Merck / deepbgc

BGC Detection and Classification Using Deep Learning
https://doi.org/10.1093/nar/gkz654
MIT License
123 stars 27 forks source link

bug in get_proteins_by_id affecting pfam annotator #78

Open LuisFF opened 2 years ago

LuisFF commented 2 years ago

First of all thanks for developing DeepBGC and making it available to the community.

I came across a bug in HmmscanPfamRecordAnnotator when generating the proteins_by_id dictionary. The util function get_proteins_by_id is currently looping through all the potential protein ids of a feature (e.g. unique_protein_id, protein_id and locus_tag) and this can cause features with id based on protein_id qualifier to be overwritten by another feature that shares the same protein_id but it was deduplicated using the unique_protein_id. This is causing PFAM_domain features to be incorrectly placed in the genomic sequence because protein_id used in hmmscan output file will match a different feature and pick the incorrect feature location.

prihoda commented 2 years ago

Hi @LuisFF, thanks for reporting this. I'll need to think for a bit since it's been a while since I wrote the code :)

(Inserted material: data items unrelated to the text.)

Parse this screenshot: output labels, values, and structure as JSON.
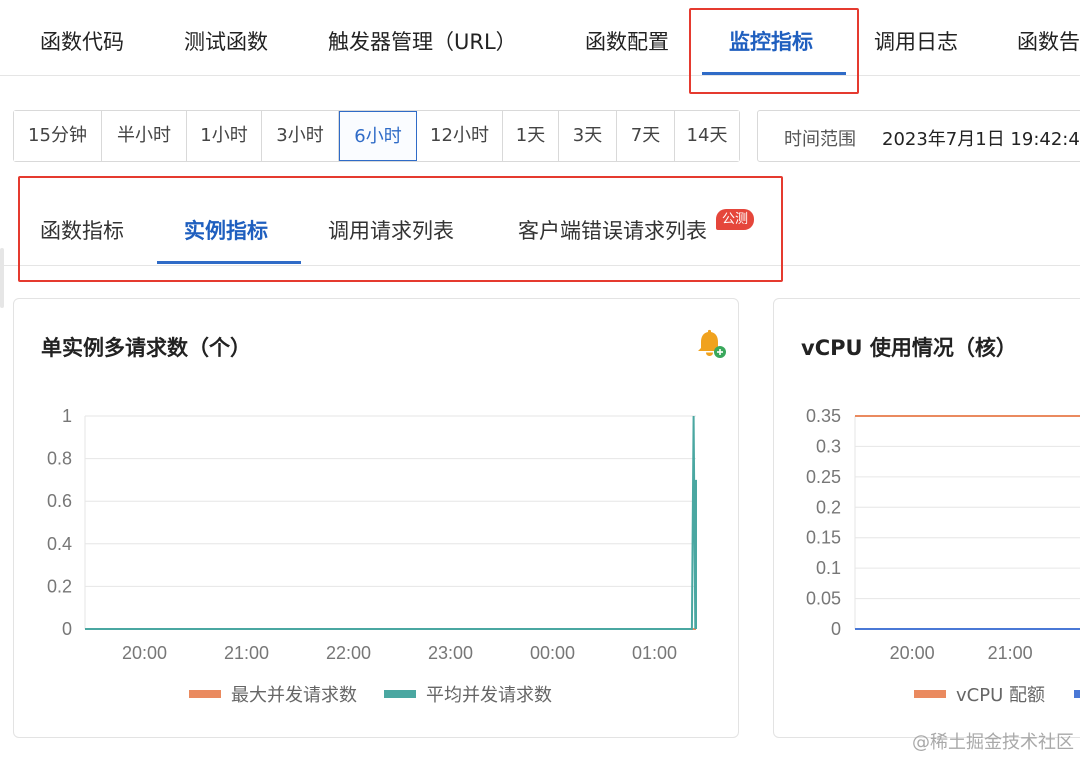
{
  "top_tabs": {
    "items": [
      {
        "label": "函数代码"
      },
      {
        "label": "测试函数"
      },
      {
        "label": "触发器管理（URL）"
      },
      {
        "label": "函数配置"
      },
      {
        "label": "监控指标"
      },
      {
        "label": "调用日志"
      },
      {
        "label": "函数告"
      }
    ],
    "active_index": 4
  },
  "time_buttons": [
    "15分钟",
    "半小时",
    "1小时",
    "3小时",
    "6小时",
    "12小时",
    "1天",
    "3天",
    "7天",
    "14天"
  ],
  "time_active": "6小时",
  "range": {
    "label": "时间范围",
    "value": "2023年7月1日 19:42:4"
  },
  "sub_tabs": {
    "items": [
      {
        "label": "函数指标"
      },
      {
        "label": "实例指标"
      },
      {
        "label": "调用请求列表"
      },
      {
        "label": "客户端错误请求列表"
      }
    ],
    "active_index": 1,
    "badge": "公测"
  },
  "cards": [
    {
      "title": "单实例多请求数（个）",
      "icon": "bell-add-icon"
    },
    {
      "title": "vCPU 使用情况（核）"
    }
  ],
  "colors": {
    "accent": "#2f6bc7",
    "series_orange": "#ea8a5f",
    "series_teal": "#4aa7a1",
    "series_blue": "#4a78d6",
    "highlight": "#e53a2f"
  },
  "chart_data": [
    {
      "type": "line",
      "title": "单实例多请求数（个）",
      "x_ticks": [
        "20:00",
        "21:00",
        "22:00",
        "23:00",
        "00:00",
        "01:00"
      ],
      "y_ticks": [
        "1",
        "0.8",
        "0.6",
        "0.4",
        "0.2",
        "0"
      ],
      "ylim": [
        0,
        1
      ],
      "x": [
        "19:25",
        "01:20",
        "01:22",
        "01:23",
        "01:24",
        "01:25",
        "01:30"
      ],
      "series": [
        {
          "name": "最大并发请求数",
          "color": "#ea8a5f",
          "values": [
            0,
            0,
            0,
            0,
            0,
            0,
            0
          ]
        },
        {
          "name": "平均并发请求数",
          "color": "#4aa7a1",
          "values": [
            0,
            0,
            0,
            1,
            0,
            0.7,
            0
          ]
        }
      ],
      "grid": true,
      "legend": "bottom"
    },
    {
      "type": "line",
      "title": "vCPU 使用情况（核）",
      "x_ticks": [
        "20:00",
        "21:00"
      ],
      "y_ticks": [
        "0.35",
        "0.3",
        "0.25",
        "0.2",
        "0.15",
        "0.1",
        "0.05",
        "0"
      ],
      "ylim": [
        0,
        0.35
      ],
      "x": [
        "19:25",
        "21:45"
      ],
      "series": [
        {
          "name": "vCPU 配额",
          "color": "#ea8a5f",
          "values": [
            0.35,
            0.35
          ]
        },
        {
          "name": "",
          "color": "#4a78d6",
          "values": [
            0,
            0
          ]
        }
      ],
      "grid": true,
      "legend": "bottom"
    }
  ],
  "watermark": "@稀土掘金技术社区"
}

I would be careful around changing the logic of get_proteins_by_id, it's used in multiple places and not sure if it's safe to be able to only access the feature using its first protein ID, as proposed in your PR. Currently, it allows mapping from any of the potential protein IDs.

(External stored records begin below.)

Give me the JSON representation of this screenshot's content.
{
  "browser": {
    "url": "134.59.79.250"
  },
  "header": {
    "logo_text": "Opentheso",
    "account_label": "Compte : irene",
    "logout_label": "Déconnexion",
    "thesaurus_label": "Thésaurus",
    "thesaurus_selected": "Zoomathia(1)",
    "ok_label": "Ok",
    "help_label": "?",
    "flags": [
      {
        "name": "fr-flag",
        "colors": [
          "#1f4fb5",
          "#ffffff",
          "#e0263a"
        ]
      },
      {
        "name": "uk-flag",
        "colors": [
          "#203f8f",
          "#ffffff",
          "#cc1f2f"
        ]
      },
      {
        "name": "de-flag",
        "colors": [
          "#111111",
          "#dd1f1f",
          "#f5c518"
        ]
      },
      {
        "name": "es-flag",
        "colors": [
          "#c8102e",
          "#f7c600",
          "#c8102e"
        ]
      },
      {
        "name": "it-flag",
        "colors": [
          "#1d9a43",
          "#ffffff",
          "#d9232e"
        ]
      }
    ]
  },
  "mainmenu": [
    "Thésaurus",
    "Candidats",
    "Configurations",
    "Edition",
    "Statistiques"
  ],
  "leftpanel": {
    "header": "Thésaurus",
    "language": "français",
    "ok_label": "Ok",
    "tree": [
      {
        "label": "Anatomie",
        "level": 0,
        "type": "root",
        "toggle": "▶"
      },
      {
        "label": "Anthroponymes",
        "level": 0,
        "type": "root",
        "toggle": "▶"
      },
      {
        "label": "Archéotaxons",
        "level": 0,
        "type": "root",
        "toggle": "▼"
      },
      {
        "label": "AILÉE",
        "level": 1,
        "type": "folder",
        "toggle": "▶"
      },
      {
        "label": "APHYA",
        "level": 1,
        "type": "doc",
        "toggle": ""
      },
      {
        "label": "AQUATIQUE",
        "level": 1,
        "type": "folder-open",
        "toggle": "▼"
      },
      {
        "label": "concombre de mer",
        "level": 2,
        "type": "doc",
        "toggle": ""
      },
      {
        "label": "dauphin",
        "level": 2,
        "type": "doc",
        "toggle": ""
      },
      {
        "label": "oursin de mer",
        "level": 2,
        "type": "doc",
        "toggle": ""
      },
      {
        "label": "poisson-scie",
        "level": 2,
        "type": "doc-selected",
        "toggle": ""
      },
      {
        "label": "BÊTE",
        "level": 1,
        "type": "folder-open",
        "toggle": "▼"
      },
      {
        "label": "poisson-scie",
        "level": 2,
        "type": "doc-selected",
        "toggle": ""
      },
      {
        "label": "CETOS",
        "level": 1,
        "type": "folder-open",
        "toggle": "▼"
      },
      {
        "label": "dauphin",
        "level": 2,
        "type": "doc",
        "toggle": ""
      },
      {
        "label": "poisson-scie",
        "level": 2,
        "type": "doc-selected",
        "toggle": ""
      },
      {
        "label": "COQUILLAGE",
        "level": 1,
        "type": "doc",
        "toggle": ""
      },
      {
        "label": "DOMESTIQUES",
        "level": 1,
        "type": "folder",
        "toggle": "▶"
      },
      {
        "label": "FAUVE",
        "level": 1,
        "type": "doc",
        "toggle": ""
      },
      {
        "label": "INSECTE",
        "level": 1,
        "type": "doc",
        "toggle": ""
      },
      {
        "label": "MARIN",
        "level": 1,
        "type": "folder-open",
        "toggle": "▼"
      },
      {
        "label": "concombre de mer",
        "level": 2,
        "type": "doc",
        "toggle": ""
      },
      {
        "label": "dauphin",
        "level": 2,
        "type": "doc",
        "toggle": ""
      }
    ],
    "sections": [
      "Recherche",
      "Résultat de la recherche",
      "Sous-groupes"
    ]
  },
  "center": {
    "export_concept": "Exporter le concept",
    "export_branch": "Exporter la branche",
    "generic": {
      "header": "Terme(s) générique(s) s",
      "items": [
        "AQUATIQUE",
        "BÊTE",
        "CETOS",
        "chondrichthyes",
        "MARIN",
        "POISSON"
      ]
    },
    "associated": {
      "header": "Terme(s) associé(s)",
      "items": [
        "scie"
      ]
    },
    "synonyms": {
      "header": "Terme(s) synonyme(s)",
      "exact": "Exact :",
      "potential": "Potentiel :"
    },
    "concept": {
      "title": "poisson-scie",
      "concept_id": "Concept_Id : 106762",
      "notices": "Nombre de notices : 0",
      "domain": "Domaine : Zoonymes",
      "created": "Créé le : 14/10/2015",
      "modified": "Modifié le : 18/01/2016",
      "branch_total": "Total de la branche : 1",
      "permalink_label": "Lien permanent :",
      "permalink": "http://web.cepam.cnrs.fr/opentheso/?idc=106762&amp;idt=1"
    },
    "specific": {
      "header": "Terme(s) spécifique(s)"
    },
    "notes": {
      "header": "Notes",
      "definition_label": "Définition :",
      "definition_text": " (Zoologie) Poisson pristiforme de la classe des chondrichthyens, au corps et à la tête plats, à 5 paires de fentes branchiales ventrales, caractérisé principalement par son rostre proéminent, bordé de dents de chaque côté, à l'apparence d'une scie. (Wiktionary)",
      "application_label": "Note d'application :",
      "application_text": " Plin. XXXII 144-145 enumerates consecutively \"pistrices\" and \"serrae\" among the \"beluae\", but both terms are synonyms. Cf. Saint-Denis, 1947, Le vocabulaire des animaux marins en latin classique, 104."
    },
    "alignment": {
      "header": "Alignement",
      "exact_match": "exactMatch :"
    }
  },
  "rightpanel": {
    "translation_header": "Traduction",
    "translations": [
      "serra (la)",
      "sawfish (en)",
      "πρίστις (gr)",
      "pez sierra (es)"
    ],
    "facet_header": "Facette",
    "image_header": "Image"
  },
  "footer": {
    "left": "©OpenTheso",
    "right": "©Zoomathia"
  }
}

If I understand it correctly, this could also be solved by removing the protein_id qualifier when entering the unique_protein_id, correct? Here:

https://github.com/Merck/deepbgc/blob/c836f081d029041aa1754ec4f21cba0ce826a034/deepbgc/util.py#L503-L505

LuisFF commented 2 years ago

Hi @prihoda, thanks for looking into this.

Yes, removing the protein_id qualifier from subsequent CDS features with that same qualifier value is another way of solving this issue. That avoids any side effects I may overlooked in #79.

prihoda commented 2 years ago

Great, would you be up to implementing that behavior in your PR? @LuisFF

LuisFF commented 1 year ago

Hi @prihoda , I pushed the suggested changes.

Please let me know if there's anything else needed.